Francja: Fabien Barthez, Lilian Thuram, Marcel Desailly (czerwona kartka 68′), Frank Leboeuf, Bixente Lizarazu, Didier Deschamps, Emmanuel Petit, Christian Karembeu (Alain Boghossian 57′), Zinedine Zidane, Youri Djorkaeff (Patrick Vieira 75′), Stephane Guivarc’h (Christophe Dugarry 66′), Trener: Aime Jacquet

Przygotowania

By dotrzeć do finału, Francuzi grali bez wielkiego polotu, lecz bardzo skutecznie. W fazie grupowej bez większych problemów pokonali wszystkich trzech rywali – RPA, Arabię Saudyjską i Danię. Trudniejszym przeciwnikiem już w 1/8 finału okazał się Paragwaj, na czele z charyzmatycznym bramkarzem Jose Luisem Chilavertem. Dopiero w 113. minucie udało się go pokonać, a dokonał tego stoper, Laurent Blanc, fantastycznym strzałem zdobywając pierwszego złotego gola w historii mundiali.

W ćwierćfinale podopieczni Aime Jacqueta mierzyli się z zawsze groźnymi Włochami. Ostatecznie wynik spotkania rozstrzygnął się dopiero po konkursie rzutów karnych, zakończonym wygraną „Les Bleus” po tym, jak chwilę wcześniej swojej „jedenastki” nie wykorzystał Luigi Di Biagio. 

Wszystkim, co teraz stało na drodze Francuzów do wielkiego finału, była już tylko rewelacyjna Chorwacja z późniejszym królem strzelców mundialu, Davorem Sukerem. Dość powiedzieć, że w ćwierćfinale „Hrvatska” bardzo łatwo poradziła sobie z Niemcami, wygrywając 3:0. Także i ten mecz lepiej zaczęli debiutujący na mistrzostwach świata Chorwaci, gdy tuż po przerwie wynik meczu otworzył wspomniany Suker. I wtedy stał się cud. Na dwa solowe rajdy zdecydował się prawy obrońca „Les Bleus”, Lilian Thuram. Oba zakończyły się bramkami czarnoskórego defensora. Co ciekawe, to były jedyne jego gole w historii występów w kadrze narodowej. Niestety, czerwona kartka wykluczyła z udziału w finale ostoję linii defensywy Francji, Laurenta Blanca.
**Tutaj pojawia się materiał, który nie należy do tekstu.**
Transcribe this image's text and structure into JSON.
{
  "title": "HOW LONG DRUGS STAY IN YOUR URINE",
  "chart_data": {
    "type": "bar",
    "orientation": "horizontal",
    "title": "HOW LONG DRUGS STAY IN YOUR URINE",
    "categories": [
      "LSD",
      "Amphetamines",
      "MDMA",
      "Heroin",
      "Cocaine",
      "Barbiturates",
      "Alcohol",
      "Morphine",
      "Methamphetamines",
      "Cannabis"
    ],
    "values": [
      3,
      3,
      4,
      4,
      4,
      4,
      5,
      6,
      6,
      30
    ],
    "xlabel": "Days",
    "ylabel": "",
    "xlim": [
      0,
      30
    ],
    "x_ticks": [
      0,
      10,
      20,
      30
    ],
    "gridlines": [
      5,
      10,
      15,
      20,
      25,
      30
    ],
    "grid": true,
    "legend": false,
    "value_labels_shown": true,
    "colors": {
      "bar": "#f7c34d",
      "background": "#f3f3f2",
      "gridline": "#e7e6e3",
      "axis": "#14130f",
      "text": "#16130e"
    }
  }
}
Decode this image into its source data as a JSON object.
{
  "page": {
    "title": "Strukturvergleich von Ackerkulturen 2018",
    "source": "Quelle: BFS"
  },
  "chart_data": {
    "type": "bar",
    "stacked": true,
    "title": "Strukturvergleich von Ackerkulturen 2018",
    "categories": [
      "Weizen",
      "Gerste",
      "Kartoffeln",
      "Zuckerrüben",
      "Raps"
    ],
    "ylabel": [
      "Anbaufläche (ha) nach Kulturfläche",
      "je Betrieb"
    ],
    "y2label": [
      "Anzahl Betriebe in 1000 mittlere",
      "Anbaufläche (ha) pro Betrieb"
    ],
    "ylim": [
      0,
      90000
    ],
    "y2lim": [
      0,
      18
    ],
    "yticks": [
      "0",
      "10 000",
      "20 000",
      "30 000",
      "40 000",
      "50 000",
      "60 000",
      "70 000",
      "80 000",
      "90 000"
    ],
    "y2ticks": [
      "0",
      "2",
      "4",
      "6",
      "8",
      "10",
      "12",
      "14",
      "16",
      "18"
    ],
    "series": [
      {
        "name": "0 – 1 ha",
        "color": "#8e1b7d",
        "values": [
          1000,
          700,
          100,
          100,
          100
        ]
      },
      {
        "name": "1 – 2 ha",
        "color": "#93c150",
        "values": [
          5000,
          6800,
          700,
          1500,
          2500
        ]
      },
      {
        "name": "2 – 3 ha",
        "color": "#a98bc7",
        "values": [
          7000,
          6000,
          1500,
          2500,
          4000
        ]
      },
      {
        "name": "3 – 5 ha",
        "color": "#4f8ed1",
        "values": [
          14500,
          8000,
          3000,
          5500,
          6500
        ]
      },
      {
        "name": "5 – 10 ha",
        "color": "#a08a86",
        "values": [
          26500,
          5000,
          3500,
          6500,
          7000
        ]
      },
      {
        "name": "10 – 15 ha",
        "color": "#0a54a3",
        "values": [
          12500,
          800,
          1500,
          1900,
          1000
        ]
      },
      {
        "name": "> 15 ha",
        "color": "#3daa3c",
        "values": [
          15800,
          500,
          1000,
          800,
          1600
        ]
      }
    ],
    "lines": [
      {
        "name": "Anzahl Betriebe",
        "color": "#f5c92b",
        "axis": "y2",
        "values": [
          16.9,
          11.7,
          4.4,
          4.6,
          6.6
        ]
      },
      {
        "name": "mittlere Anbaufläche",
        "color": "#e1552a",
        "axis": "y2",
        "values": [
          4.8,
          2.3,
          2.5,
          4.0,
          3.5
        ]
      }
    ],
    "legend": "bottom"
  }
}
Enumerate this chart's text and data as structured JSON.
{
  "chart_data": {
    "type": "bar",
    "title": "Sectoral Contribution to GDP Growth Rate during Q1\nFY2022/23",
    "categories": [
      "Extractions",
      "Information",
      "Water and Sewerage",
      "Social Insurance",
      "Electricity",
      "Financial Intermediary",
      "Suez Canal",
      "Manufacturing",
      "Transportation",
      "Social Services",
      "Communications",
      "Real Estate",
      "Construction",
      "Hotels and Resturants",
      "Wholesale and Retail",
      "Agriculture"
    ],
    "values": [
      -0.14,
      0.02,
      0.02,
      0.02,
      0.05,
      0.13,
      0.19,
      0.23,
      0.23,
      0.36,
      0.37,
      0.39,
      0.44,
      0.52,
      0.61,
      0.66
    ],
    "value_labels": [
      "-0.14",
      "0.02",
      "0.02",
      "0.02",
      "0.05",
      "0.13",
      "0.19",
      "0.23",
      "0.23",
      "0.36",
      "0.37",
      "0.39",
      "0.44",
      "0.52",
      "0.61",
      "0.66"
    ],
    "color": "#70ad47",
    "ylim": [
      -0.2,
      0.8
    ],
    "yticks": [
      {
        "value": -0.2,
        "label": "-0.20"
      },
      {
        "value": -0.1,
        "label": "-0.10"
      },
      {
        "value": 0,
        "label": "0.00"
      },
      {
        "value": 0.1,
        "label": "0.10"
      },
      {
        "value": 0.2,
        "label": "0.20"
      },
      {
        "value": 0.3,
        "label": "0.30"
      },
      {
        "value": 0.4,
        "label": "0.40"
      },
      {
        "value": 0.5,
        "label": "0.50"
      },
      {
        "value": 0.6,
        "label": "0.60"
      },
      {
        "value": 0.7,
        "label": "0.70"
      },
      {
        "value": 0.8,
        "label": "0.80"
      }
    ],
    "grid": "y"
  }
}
Brazylia z kolei rozpoczęła mundial w glorii głównych faworytów do końcowego triumfu. Z wybitnym atakiem, który miał obrócić wniwecz wszystkie ewentualne braki w defensywie, tylko cud miał odebrać „Canarinhos” tytuł, który miał zapewnić między innymi znakomity Ronaldo, późniejszy najlepszy gracz turnieju.

Jednak schody zaczęły się już w fazie grupowej, gdy podopieczni Mario Zagallo ulegli Norwegom 2:1. Na szczęście awans już mieli zapewniony. W 1/8 finału rozgromili Chile 4:1 i wydawało się, że marsz po obronę mistrzowskiego tytułu będzie już tylko formalnością. Prawda okazała się jednak bardziej brutalna. Silny opór Brazylijczykom postawili Duńczycy, którzy, prowadząc już 2:0, ostatecznie przegrali 2:3. Jeszcze trudniej było w półfinale, gdzie dopiero po rzutach karnych, w których świetną formą błysnął Taffarel,  „Canarinhos” okazali się lepsi od Holendrów. 
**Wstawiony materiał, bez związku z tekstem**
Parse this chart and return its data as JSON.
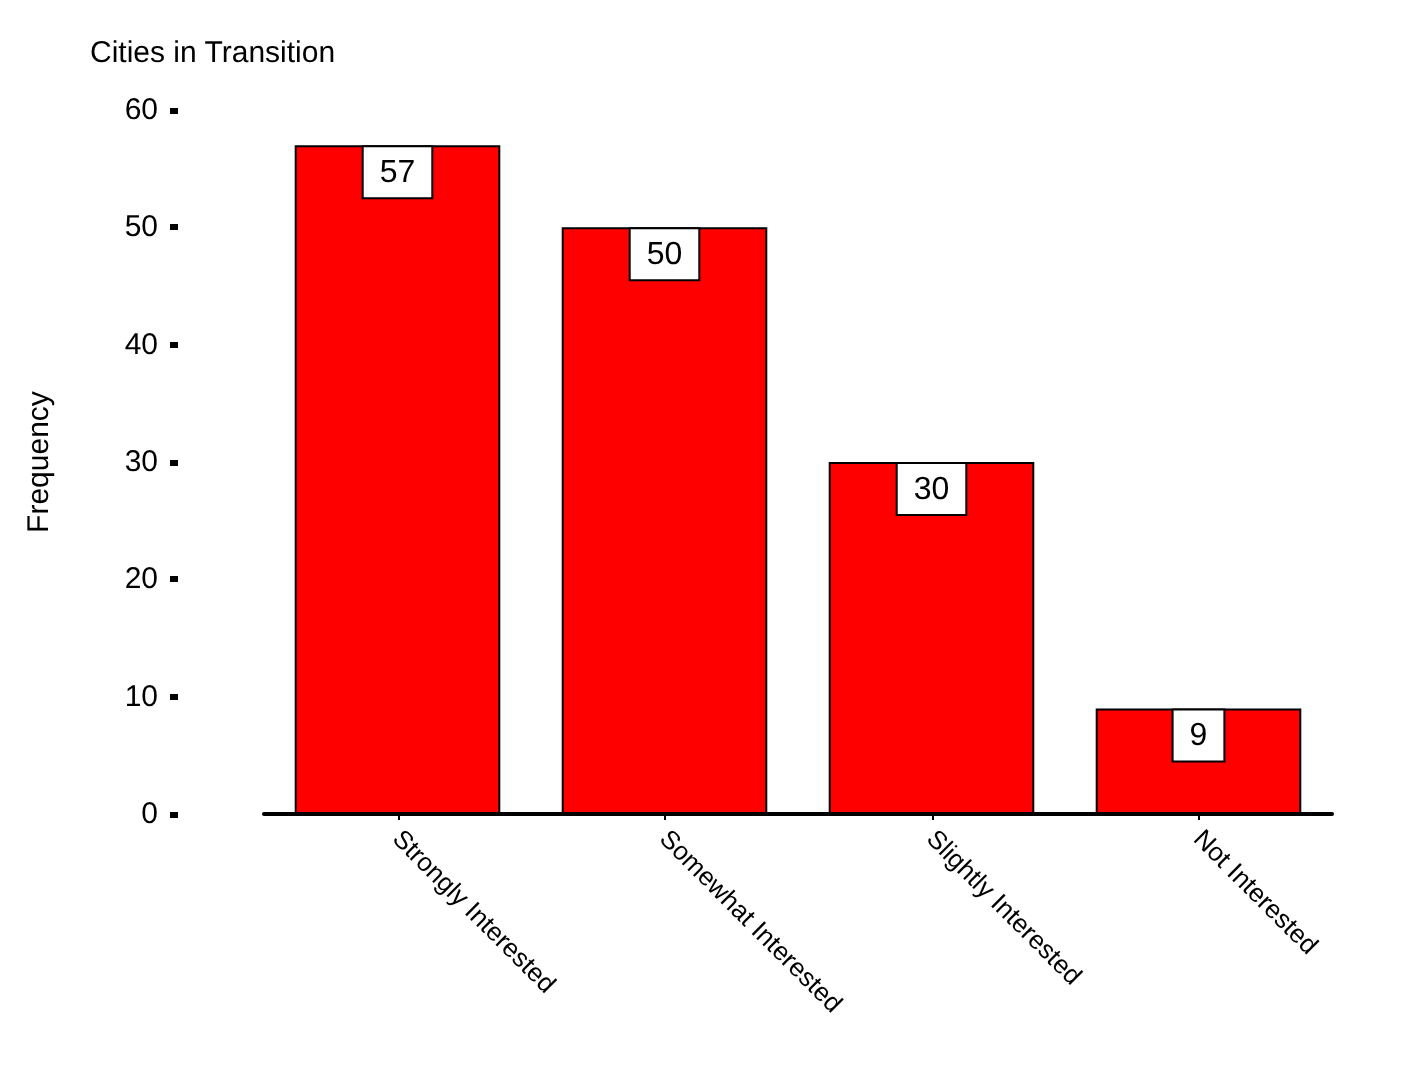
{
  "chart_data": {
    "type": "bar",
    "title": "Cities in Transition",
    "ylabel": "Frequency",
    "categories": [
      "Strongly Interested",
      "Somewhat Interested",
      "Slightly Interested",
      "Not Interested"
    ],
    "values": [
      57,
      50,
      30,
      9
    ],
    "color": "#ff0000",
    "ylim": [
      0,
      60
    ],
    "yticks": [
      0,
      10,
      20,
      30,
      40,
      50,
      60
    ],
    "grid": false,
    "data_labels": true
  }
}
Ten rezultat okazał się wymarzony dla gospodarzy, którzy mieli nadzieję na stworzenie prawdziwego widowiska w finale. Brazylijczycy z kolei byli bardzo pewni siebie.

Opowieść

Z wyjątkiem Francka Leboeufa, skład personalny reprezentacji Francji nie zmienił się, a trener Jacquet wierny był swojemu ustawieniu 4-2-3-1 z Yourim Djorkaeffem w roli wolnego elektronu, zaś rozgrywający Zinedine Zidane grał za wysuniętym jedynym napastnikiem, Stephane Guivarc’hem. W obozie rywali również do dyspozycji był cały najsilniejszy skład. Nawet pomimo tajemniczej do dziś choroby Ronaldo na godziny przed rozpoczęciem meczu, napastnik wyszedł w pierwszym składzie. 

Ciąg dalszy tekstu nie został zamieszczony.